ESIPT blocked CHEF based differential dual sensor for Zn2+ and Al3+ in a pseudo-aqueous medium with intracellular bio-imaging applications and computational studies

A novel 3-hydroxymethyl-5-methylsalicylaldehydenaphthyl-hydrazone (H(3)SAL-NH) exhibits ESIPT behaviour due to proton transfer from the phenolic OH group to the azomethine N atom in the excited state. Through this ESIPT behaviour together with cis-trans isomerization of the azomethine group, the free ligand becomes very weakly fluorescent. However, in the presence of Zn2+ and Al3+ the ESIPT and isomerization are blocked due to coordination to the metal ions thereby causing turn on fluorescence for Al3+ and Zn2+. Moreover, Zn2+ can easily be displaced from the [H(2)SAL-NH-Zn2+] complex by Al3+ thereby enhancing the differential selectivity for Al3+ over Zn2+. This probe was found to be selective for Al3+ over Zn2+ in the presence of Na(2)H(2)EDTA, under both intra-and extracellular conditions.
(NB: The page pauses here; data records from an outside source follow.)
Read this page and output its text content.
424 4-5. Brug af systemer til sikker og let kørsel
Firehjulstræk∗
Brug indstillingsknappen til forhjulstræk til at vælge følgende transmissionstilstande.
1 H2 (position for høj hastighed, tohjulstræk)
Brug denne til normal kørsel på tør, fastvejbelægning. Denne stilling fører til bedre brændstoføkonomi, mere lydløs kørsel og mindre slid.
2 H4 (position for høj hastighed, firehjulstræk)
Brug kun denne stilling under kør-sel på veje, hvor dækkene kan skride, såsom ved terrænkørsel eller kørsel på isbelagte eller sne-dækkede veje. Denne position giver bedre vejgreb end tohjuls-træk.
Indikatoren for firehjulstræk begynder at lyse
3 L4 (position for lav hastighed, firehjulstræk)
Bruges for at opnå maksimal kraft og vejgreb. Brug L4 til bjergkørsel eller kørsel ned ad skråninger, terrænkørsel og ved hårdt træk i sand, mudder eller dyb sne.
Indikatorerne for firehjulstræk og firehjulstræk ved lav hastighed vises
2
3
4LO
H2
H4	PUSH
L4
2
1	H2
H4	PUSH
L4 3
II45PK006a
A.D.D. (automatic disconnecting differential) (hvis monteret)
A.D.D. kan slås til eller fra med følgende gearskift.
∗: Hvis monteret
The LODs for Zn2+ and Al3+ were determined by 3 sigma methods and were found to be 3.1 nM and 0.92 nM, respectively. Thus, the differentially selective turn-on fluorescence behaviour of H3SAL-NH for Zn2+ and Al3+ is based on the combined blocking of ESIPT and C=N isomerization, and a chelation-enhanced fluorescence (CHEF) effect. The coordination modes of the complexes were investigated through spectroscopic and computational studies. H3SAL-NH also exhibits good photostability and very low cytotoxicity and is useful for fluorescence imaging of Zn2+ and Al3+ ions in live HepG2 cells.